Our industry always needs problem-solvers for when the OEMs don’t have all the answers. And whilst it’s great to be asked for your help, the nature of work often involves some phenomenally complex solutions.  

Our industry always needs problem-solvers for when the OEMs don’t have all the answers. And whilst it’s great to be asked for your help, the nature of work often involves some phenomenally complex solutions.

The problem-solving abilities of every aerospace manufacturing company have become vital in not only winning short-term work, but also critical in influencing how it moves its operational strategy forward. This can result in long-term work in the form of volume production contracts, which in turn requires automation.

What has caught my attention are the latest developments in adaptive machining.

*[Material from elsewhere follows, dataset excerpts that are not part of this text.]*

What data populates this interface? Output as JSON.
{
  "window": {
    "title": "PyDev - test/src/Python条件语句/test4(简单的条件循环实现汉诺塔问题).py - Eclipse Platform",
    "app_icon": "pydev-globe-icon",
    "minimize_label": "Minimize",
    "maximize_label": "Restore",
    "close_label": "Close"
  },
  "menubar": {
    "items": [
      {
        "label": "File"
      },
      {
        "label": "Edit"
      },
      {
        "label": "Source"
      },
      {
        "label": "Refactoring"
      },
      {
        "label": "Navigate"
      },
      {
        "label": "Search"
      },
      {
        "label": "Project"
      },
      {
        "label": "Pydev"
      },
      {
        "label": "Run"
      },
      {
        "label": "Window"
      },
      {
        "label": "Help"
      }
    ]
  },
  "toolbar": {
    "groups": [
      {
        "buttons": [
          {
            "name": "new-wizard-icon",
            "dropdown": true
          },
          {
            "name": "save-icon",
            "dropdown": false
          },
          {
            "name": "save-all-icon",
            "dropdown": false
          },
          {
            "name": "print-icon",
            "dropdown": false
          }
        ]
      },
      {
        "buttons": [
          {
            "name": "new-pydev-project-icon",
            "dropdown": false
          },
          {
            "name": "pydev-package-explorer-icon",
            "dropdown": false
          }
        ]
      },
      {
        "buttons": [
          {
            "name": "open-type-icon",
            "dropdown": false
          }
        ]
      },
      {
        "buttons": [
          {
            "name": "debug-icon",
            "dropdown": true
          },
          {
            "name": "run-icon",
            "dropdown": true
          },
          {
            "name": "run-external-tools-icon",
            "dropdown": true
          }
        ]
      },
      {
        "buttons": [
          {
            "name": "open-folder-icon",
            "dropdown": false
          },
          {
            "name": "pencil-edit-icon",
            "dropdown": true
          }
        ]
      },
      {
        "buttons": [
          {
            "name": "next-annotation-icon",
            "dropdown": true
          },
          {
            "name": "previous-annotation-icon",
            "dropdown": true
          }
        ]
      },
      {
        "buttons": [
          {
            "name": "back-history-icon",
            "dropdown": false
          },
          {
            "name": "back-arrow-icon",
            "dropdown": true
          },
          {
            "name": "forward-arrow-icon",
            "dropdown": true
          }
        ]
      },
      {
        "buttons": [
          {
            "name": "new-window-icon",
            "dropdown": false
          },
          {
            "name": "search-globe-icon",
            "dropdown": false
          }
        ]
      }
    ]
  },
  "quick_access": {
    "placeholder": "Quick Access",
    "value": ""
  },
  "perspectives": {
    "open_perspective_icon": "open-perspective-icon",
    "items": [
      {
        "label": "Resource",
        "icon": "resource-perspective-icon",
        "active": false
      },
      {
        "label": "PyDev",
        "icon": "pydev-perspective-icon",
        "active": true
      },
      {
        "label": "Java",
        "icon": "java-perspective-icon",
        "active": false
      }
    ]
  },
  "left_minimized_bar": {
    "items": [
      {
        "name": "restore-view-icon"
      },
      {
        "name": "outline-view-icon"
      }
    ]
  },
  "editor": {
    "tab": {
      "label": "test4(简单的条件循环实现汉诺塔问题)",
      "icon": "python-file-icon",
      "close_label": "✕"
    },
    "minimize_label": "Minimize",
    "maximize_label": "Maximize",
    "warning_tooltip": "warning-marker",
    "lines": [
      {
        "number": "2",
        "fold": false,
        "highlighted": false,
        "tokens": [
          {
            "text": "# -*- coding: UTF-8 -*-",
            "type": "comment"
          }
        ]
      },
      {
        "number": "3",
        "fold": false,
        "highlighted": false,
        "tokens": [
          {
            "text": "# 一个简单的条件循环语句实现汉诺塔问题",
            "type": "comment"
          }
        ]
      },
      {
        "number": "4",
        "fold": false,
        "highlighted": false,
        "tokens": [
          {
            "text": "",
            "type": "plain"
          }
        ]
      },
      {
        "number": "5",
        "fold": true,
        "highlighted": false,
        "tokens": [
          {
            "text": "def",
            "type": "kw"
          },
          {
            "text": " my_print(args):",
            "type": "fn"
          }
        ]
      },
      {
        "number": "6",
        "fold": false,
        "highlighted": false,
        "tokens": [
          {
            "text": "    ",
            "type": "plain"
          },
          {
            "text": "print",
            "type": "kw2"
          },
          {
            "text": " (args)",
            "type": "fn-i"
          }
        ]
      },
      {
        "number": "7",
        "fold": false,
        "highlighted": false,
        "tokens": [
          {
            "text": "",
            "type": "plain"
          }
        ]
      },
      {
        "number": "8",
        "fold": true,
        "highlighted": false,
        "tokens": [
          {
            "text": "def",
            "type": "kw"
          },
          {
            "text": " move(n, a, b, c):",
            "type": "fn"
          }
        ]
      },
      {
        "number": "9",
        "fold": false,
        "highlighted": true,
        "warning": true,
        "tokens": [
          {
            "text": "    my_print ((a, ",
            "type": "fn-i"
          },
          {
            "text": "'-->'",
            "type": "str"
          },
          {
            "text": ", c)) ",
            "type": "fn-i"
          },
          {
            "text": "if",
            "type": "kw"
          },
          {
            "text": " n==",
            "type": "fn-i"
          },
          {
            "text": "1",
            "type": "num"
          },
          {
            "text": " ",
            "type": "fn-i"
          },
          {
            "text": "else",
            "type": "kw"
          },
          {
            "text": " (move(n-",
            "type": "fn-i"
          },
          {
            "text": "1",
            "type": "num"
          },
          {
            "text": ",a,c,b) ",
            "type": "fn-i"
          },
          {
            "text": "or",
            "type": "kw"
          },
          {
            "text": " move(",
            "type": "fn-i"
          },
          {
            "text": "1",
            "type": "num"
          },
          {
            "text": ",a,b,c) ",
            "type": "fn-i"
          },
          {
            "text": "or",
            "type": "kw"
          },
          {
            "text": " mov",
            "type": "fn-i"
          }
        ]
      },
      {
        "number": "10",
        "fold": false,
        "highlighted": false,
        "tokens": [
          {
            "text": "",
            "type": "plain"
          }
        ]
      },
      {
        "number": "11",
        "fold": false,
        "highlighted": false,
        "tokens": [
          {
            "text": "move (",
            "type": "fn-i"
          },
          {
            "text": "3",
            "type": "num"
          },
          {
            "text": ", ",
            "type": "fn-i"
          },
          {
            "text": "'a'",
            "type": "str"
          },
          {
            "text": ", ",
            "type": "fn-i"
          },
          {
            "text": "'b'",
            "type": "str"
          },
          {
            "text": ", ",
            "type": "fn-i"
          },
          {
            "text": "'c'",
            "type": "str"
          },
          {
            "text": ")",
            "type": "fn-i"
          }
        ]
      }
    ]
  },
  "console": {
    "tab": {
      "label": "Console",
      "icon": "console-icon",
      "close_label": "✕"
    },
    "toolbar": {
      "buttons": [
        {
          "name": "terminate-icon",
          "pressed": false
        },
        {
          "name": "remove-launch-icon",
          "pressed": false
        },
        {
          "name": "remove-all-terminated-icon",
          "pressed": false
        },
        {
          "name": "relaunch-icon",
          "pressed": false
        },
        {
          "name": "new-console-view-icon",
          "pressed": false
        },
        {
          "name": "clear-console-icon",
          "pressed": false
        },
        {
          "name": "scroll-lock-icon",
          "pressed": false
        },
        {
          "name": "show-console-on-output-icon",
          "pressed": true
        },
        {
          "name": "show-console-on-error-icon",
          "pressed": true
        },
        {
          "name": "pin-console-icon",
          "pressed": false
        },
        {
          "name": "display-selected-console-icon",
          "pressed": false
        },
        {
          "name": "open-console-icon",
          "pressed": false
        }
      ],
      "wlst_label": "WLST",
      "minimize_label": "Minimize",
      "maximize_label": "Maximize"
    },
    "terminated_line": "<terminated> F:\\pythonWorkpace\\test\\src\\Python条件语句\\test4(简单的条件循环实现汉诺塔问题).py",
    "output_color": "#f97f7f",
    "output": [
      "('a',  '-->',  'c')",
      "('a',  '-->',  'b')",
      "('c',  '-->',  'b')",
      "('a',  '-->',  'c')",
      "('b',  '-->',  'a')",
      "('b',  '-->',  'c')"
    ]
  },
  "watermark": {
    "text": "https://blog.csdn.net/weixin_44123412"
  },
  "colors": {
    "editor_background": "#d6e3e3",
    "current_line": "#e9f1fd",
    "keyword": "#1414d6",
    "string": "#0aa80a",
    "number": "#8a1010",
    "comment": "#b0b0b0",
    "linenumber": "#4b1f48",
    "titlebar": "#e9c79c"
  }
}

With minimal human intervention, a typical closed-loop, adaptive machining cell can incorporate CNC machining centres and equipment like coordinate measuring machines linked together with pick and place robot arms. Whilst ‘Industry 4.0’ is, to me at least – still a fluffy, nebulous term, it would appear that this kind of automation is firmly in the ‘here and now’.

However, it makes me wonder what it all means for employment in the UK manufacturing sector. As usual, the rise of automation often increases the clamour to protect us from robots taking over jobs. As Industry 4.0 takes hold, the challenge for UK manufacturing will be in how its protagonists redeploy their workforces as they increase their automation - and leverage on the value of better data acquisition too. It means retraining people with the kinds of skillsets needed to get the most out of digital manufacturing.

Machine tool operators will require ‘digital-ready’ skills to interact with robotics and programming, whilst those operators with lower skillsets will only be employed to ensure the cell is fed with raw material. What effect will adaptive machining have on the shopfloors of tomorrow, and will it breed social ‘classes’ of intelligent and not-so-intelligent people who only exist to feed the machines?